Je m'appelle Naila Butt et je suis la directrice exécutive du Social Services Network, organisme de bienfaisance à but non lucratif de Markham.
Le Social Services Network a été créé en 2004 afin de fournir des services adaptés aux différences culturelles et linguistiques de notre communauté sud-asiatique. Son objectif consiste à informer et à appuyer cette communauté pour lui donner les moyens de vivre une vie indépendante et enrichie au Canada. Grâce à notre personnel multilingue, nous offrons de plus en plus de services et de projets à ces Canadiens sud-asiatiques venant de pays différents et appartenant à des cultures et à des religions diverses. Nous administrons 27 projets avec 32 partenaires, dont des bénévoles. Nous coordonnons plus de 800 activités de sensibilisation et de bien-être auprès de 4 000 clients. Nous comptons sur l'aide de plus de 50 000 membres dans la collectivité.
Ces deux dernières années, nous sommes devenus un interlocuteur provincial et national important, particulièrement à cause de notre expertise en matière de violence dans les familles sud-asiatiques et de maltraitance des aînés.
Nous nous attaquons principalement à ce problème dans le cadre de notre conférence provinciale annuelle sur les répercussions de la violence au sein des familles sud-asiatiques.
Ressources humaines et Développement des compétences Canada a reconnu notre expertise en nous accordant des fonds pour mener à bien un projet pancanadien dans le cadre de son programme Nouveaux Horizons pour les aînés. Ce projet s'adresse aux aînés sud-asiatiques appartenant à diverses collectivités culturelles et linguistiques ainsi qu'aux intervenants s'occupant de prévention de la violence et de la maltraitance. L'objectif consiste à cerner les risques de maltraitance, à coordonner l'intervention de la collectivité en cas de maltraitance, à sensibiliser la population à ce problème et à offrir des solutions judicieuses.
En tablant sur le développement communautaire dans les diverses localités, le projet est actuellement mis en oeuvre dans quatre régions de l'Ontario: York, Toronto, Peel et London. Nous voulons nous attaquer au problème de la maltraitance des aînés afin d'en réduire son incidence.
Pourquoi la maltraitance des aînés devient-elle un problème au sein des familles sud-asiatiques?
C'est un problème de plus en plus préoccupant.

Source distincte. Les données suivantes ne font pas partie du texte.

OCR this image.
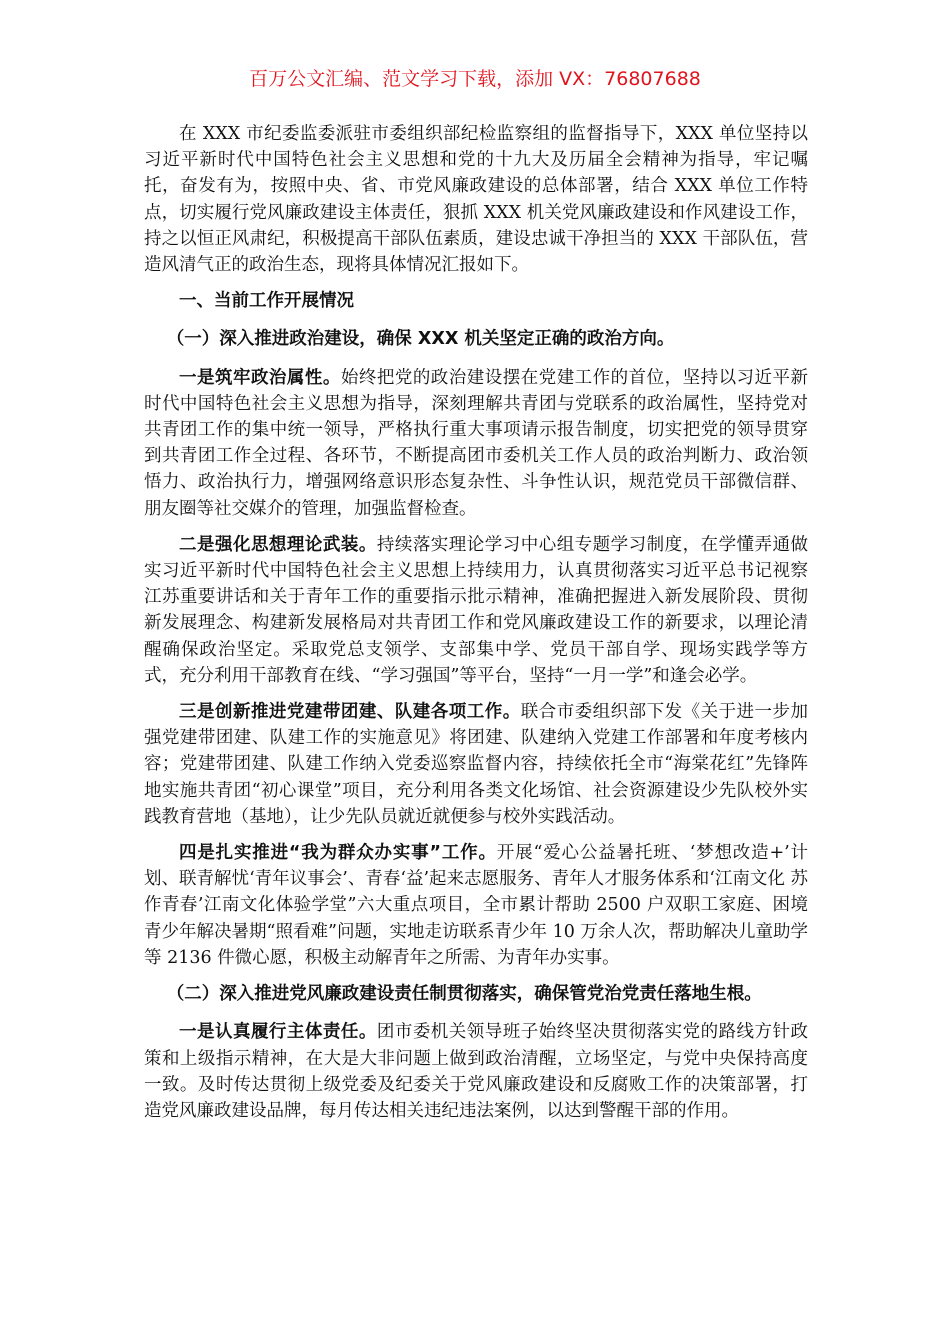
百万公文汇编、范文学习下载，添加 VX：76807688

在 XXX 市纪委监委派驻市委组织部纪检监察组的监督指导下，XXX 单位坚持以习近平新时代中国特色社会主义思想和党的十九大及历届全会精神为指导，牢记嘱托，奋发有为，按照中央、省、市党风廉政建设的总体部署，结合 XXX 单位工作特点，切实履行党风廉政建设主体责任，狠抓 XXX 机关党风廉政建设和作风建设工作，持之以恒正风肃纪，积极提高干部队伍素质，建设忠诚干净担当的 XXX 干部队伍，营造风清气正的政治生态，现将具体情况汇报如下。

一、当前工作开展情况

（一）深入推进政治建设，确保 XXX 机关坚定正确的政治方向。

一是筑牢政治属性。始终把党的政治建设摆在党建工作的首位，坚持以习近平新时代中国特色社会主义思想为指导，深刻理解共青团与党联系的政治属性，坚持党对共青团工作的集中统一领导，严格执行重大事项请示报告制度，切实把党的领导贯穿到共青团工作全过程、各环节，不断提高团市委机关工作人员的政治判断力、政治领悟力、政治执行力，增强网络意识形态复杂性、斗争性认识，规范党员干部微信群、朋友圈等社交媒介的管理，加强监督检查。

二是强化思想理论武装。持续落实理论学习中心组专题学习制度，在学懂弄通做实习近平新时代中国特色社会主义思想上持续用力，认真贯彻落实习近平总书记视察江苏重要讲话和关于青年工作的重要指示批示精神，准确把握进入新发展阶段、贯彻新发展理念、构建新发展格局对共青团工作和党风廉政建设工作的新要求，以理论清醒确保政治坚定。采取党总支领学、支部集中学、党员干部自学、现场实践学等方式，充分利用干部教育在线、“学习强国”等平台，坚持“一月一学”和逢会必学。

三是创新推进党建带团建、队建各项工作。联合市委组织部下发《关于进一步加强党建带团建、队建工作的实施意见》将团建、队建纳入党建工作部署和年度考核内容；党建带团建、队建工作纳入党委巡察监督内容，持续依托全市“海棠花红”先锋阵地实施共青团“初心课堂”项目，充分利用各类文化场馆、社会资源建设少先队校外实践教育营地（基地），让少先队员就近就便参与校外实践活动。

四是扎实推进“我为群众办实事”工作。开展“爱心公益暑托班、‘梦想改造+’计划、联青解忧‘青年议事会’、青春‘益’起来志愿服务、青年人才服务体系和‘江南文化 苏作青春’江南文化体验学堂”六大重点项目，全市累计帮助 2500 户双职工家庭、困境青少年解决暑期“照看难”问题，实地走访联系青少年 10 万余人次，帮助解决儿童助学等 2136 件微心愿，积极主动解青年之所需、为青年办实事。

（二）深入推进党风廉政建设责任制贯彻落实，确保管党治党责任落地生根。

一是认真履行主体责任。团市委机关领导班子始终坚决贯彻落实党的路线方针政策和上级指示精神，在大是大非问题上做到政治清醒，立场坚定，与党中央保持高度一致。及时传达贯彻上级党委及纪委关于党风廉政建设和反腐败工作的决策部署，打造党风廉政建设品牌，每月传达相关违纪违法案例，以达到警醒干部的作用。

C'est l'avis de notre personnel de première ligne, et nous avons abordé la question dans le rapport que nous avons produit dans la foulée de notre conférence sur les répercussions de la violence familiale.
Publié le 5 mai 2011, le rapport énumère les diverses solutions proposées par plus des 200 participants et experts pour s'attaquer au problème.
Nous manquons de données quantitatives concrètes pour expliquer l'étendue de la maltraitance des aînés dans la communauté sud-asiatique. Cependant, les travaux de la conférence et d'autres groupes de réflexion que nous avons créés nous indiquent que c'est un phénomène qui est répandu au sein de la communauté sud-asiatique et est passé sous silence.
Lors de nos conférences de 2011 et de 2012, nous avons organisé un atelier sur la maltraitance des aînés sud-asiatiques. Parmi les participants, on comptait du personnel de première ligne qui intervient auprès des aînés appartenant à des collectivités linguistiques, religieuses et culturelles diverses; des aînés sud-asiatiques; des universitaires experts en la matière; des organisations comme le Réseau ontarien pour la prévention des mauvais traitements envers les personnes âgées et l'Advocacy Centre for the Elderly ainsi que les services de police de Toronto, de York et de Peel qui interviennent dans les cas de maltraitance des aînés.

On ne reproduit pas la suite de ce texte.